Dynamic Server provides the sysadtinfo and sysaudit tables. Only user informix on UNIX or members of the Informix-Admin group on Windows can query sysadtinfo and sysaudit.

You cannot use dbschema or dbexport on any of the tables in the sysmaster database. If you do, the database server generates the following error message:

Database has pseudo tables - can't build schema

SELECT Statements

You can use SELECT statements on SMI tables wherever you can use SELECT against ordinary tables (from DB–Access, in an SPL routine, with ESQL/C, and so on) with one restriction: you cannot (meaningfully) reference rowid when you query SMI tables. SELECT statements that use rowid do not return an error, but the results are unpredictable.

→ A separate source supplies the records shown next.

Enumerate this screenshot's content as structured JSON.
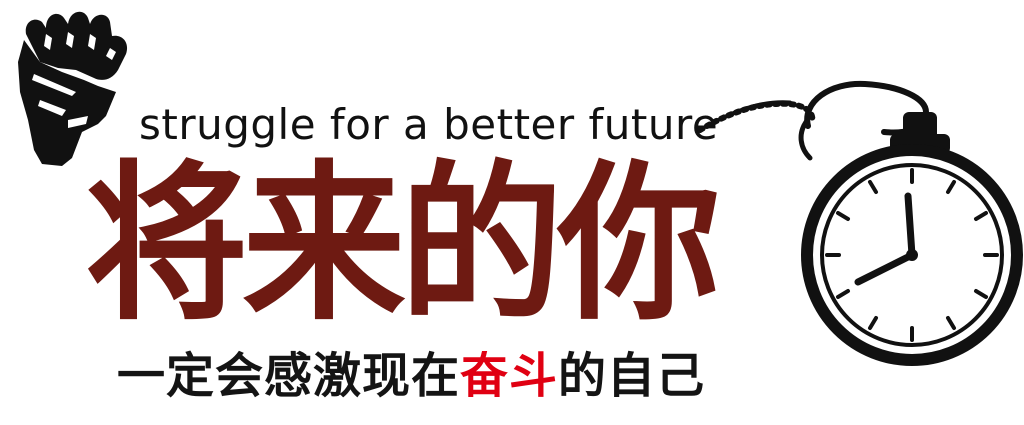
{
  "slogan": "struggle for a better future",
  "headline": "将来的你",
  "subline": {
    "before": "一定会感激现在",
    "accent": "奋斗",
    "after": "的自己"
  },
  "colors": {
    "headline": "#6e1a12",
    "accent": "#e00012",
    "ink": "#141414"
  },
  "icons": [
    "raised-fist-icon",
    "stopwatch-icon"
  ]
}
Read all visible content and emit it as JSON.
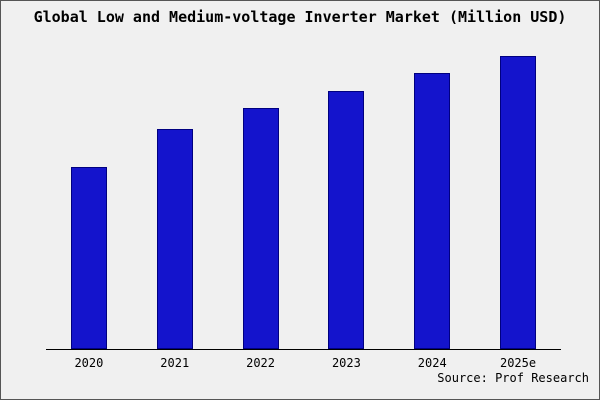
{
  "title": "Global Low and Medium-voltage Inverter Market (Million USD)",
  "source": "Source: Prof Research",
  "colors": {
    "bar_fill": "#1414cc",
    "bar_border": "#000080",
    "background": "#f0f0f0",
    "axis": "#000000"
  },
  "chart_data": {
    "type": "bar",
    "categories": [
      "2020",
      "2021",
      "2022",
      "2023",
      "2024",
      "2025e"
    ],
    "values": [
      62,
      75,
      82,
      88,
      94,
      100
    ],
    "title": "Global Low and Medium-voltage Inverter Market (Million USD)",
    "xlabel": "",
    "ylabel": "",
    "ylim": [
      0,
      105
    ],
    "grid": false,
    "legend": false,
    "y_axis_visible": false,
    "value_scale": "relative heights, 2025e = 100"
  }
}
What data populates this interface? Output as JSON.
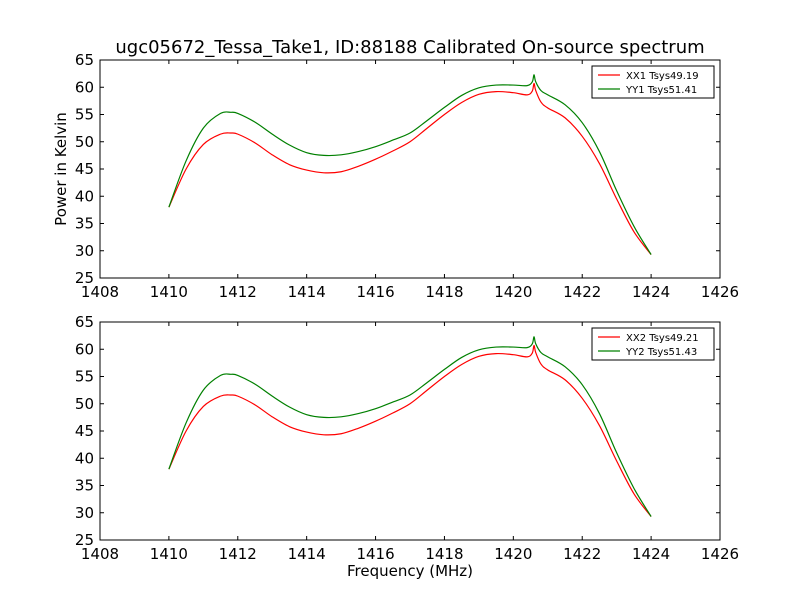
{
  "figure": {
    "title": "ugc05672_Tessa_Take1, ID:88188 Calibrated On-source spectrum"
  },
  "chart_data": [
    {
      "type": "line",
      "title": "ugc05672_Tessa_Take1, ID:88188 Calibrated On-source spectrum",
      "xlabel": "",
      "ylabel": "Power in Kelvin",
      "xlim": [
        1408,
        1426
      ],
      "ylim": [
        25,
        65
      ],
      "xticks": [
        1408,
        1410,
        1412,
        1414,
        1416,
        1418,
        1420,
        1422,
        1424,
        1426
      ],
      "yticks": [
        25,
        30,
        35,
        40,
        45,
        50,
        55,
        60,
        65
      ],
      "grid": false,
      "legend_position": "top-right",
      "series": [
        {
          "name": "XX1 Tsys49.19",
          "color": "#ff0000",
          "x": [
            1410.0,
            1410.5,
            1411.0,
            1411.5,
            1411.8,
            1412.0,
            1412.5,
            1413.0,
            1413.5,
            1414.0,
            1414.5,
            1415.0,
            1415.5,
            1416.0,
            1416.5,
            1417.0,
            1417.5,
            1418.0,
            1418.5,
            1419.0,
            1419.5,
            1420.0,
            1420.4,
            1420.55,
            1420.6,
            1420.65,
            1420.8,
            1421.0,
            1421.5,
            1422.0,
            1422.5,
            1423.0,
            1423.5,
            1424.0
          ],
          "y": [
            38.0,
            45.0,
            49.5,
            51.4,
            51.6,
            51.4,
            49.8,
            47.6,
            45.8,
            44.8,
            44.3,
            44.5,
            45.5,
            46.8,
            48.3,
            50.0,
            52.5,
            55.0,
            57.2,
            58.7,
            59.2,
            59.0,
            58.6,
            59.3,
            60.7,
            59.4,
            57.3,
            56.2,
            54.4,
            51.0,
            46.0,
            39.5,
            33.5,
            29.3
          ]
        },
        {
          "name": "YY1 Tsys51.41",
          "color": "#008000",
          "x": [
            1410.0,
            1410.5,
            1411.0,
            1411.5,
            1411.8,
            1412.0,
            1412.5,
            1413.0,
            1413.5,
            1414.0,
            1414.5,
            1415.0,
            1415.5,
            1416.0,
            1416.5,
            1417.0,
            1417.5,
            1418.0,
            1418.5,
            1419.0,
            1419.5,
            1420.0,
            1420.4,
            1420.55,
            1420.6,
            1420.65,
            1420.8,
            1421.0,
            1421.5,
            1422.0,
            1422.5,
            1423.0,
            1423.5,
            1424.0
          ],
          "y": [
            38.0,
            46.5,
            52.5,
            55.2,
            55.4,
            55.2,
            53.6,
            51.4,
            49.4,
            48.0,
            47.5,
            47.6,
            48.2,
            49.1,
            50.3,
            51.6,
            53.9,
            56.3,
            58.5,
            59.9,
            60.4,
            60.4,
            60.3,
            61.0,
            62.3,
            61.0,
            59.4,
            58.6,
            56.8,
            53.5,
            48.2,
            41.0,
            34.5,
            29.3
          ]
        }
      ]
    },
    {
      "type": "line",
      "title": "",
      "xlabel": "Frequency (MHz)",
      "ylabel": "",
      "xlim": [
        1408,
        1426
      ],
      "ylim": [
        25,
        65
      ],
      "xticks": [
        1408,
        1410,
        1412,
        1414,
        1416,
        1418,
        1420,
        1422,
        1424,
        1426
      ],
      "yticks": [
        25,
        30,
        35,
        40,
        45,
        50,
        55,
        60,
        65
      ],
      "grid": false,
      "legend_position": "top-right",
      "series": [
        {
          "name": "XX2 Tsys49.21",
          "color": "#ff0000",
          "x": [
            1410.0,
            1410.5,
            1411.0,
            1411.5,
            1411.8,
            1412.0,
            1412.5,
            1413.0,
            1413.5,
            1414.0,
            1414.5,
            1415.0,
            1415.5,
            1416.0,
            1416.5,
            1417.0,
            1417.5,
            1418.0,
            1418.5,
            1419.0,
            1419.5,
            1420.0,
            1420.4,
            1420.55,
            1420.6,
            1420.65,
            1420.8,
            1421.0,
            1421.5,
            1422.0,
            1422.5,
            1423.0,
            1423.5,
            1424.0
          ],
          "y": [
            38.0,
            45.0,
            49.5,
            51.4,
            51.6,
            51.4,
            49.8,
            47.6,
            45.8,
            44.8,
            44.3,
            44.5,
            45.5,
            46.8,
            48.3,
            50.0,
            52.5,
            55.0,
            57.2,
            58.7,
            59.2,
            59.0,
            58.6,
            59.3,
            60.7,
            59.4,
            57.3,
            56.2,
            54.4,
            51.0,
            46.0,
            39.5,
            33.5,
            29.3
          ]
        },
        {
          "name": "YY2 Tsys51.43",
          "color": "#008000",
          "x": [
            1410.0,
            1410.5,
            1411.0,
            1411.5,
            1411.8,
            1412.0,
            1412.5,
            1413.0,
            1413.5,
            1414.0,
            1414.5,
            1415.0,
            1415.5,
            1416.0,
            1416.5,
            1417.0,
            1417.5,
            1418.0,
            1418.5,
            1419.0,
            1419.5,
            1420.0,
            1420.4,
            1420.55,
            1420.6,
            1420.65,
            1420.8,
            1421.0,
            1421.5,
            1422.0,
            1422.5,
            1423.0,
            1423.5,
            1424.0
          ],
          "y": [
            38.0,
            46.5,
            52.5,
            55.2,
            55.4,
            55.2,
            53.6,
            51.4,
            49.4,
            48.0,
            47.5,
            47.6,
            48.2,
            49.1,
            50.3,
            51.6,
            53.9,
            56.3,
            58.5,
            59.9,
            60.4,
            60.4,
            60.3,
            61.0,
            62.3,
            61.0,
            59.4,
            58.6,
            56.8,
            53.5,
            48.2,
            41.0,
            34.5,
            29.3
          ]
        }
      ]
    }
  ]
}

All standard SQL syntax, including joins between tables, sorting of output, and so on, works with SMI tables. For example, if you want to join an SMI table with a non-SMI table, name the SMI table with the following standard syntax:

sysmaster[@dbservername]:[owner.]tablename

Triggers and Event Alarms

Triggers based on changes to SMI tables never run. Although you can define triggers on SMI tables, triggers are activated only when an INSERT, UPDATE, or DELETE statement occurs on a table. The updates to the SMI data occur within the database server, without the use of SQL, so a trigger on an SMI table is never activated, even though the data returned by a SELECT statement indicates that it should be.

To create an event alarm, query for a particular condition at predefined intervals, and execute an SPL routine if the necessary conditions for the alarm are met.

SPL and SMI Tables

You can access SMI tables from within a SPL routine. When you reference SMI tables, use the same syntax that you use to reference a standard table.

Locking and SMI Tables

The information in the SMI tables changes based on the database server activity. However, the database server does not update the information using SQL statements. When you use SMI tables with an isolation level that locks objects, it prevents other users from accessing the object, but it does not prevent the data from changing. In this sense, all the SMI tables have a permanent Dirty Read isolation level.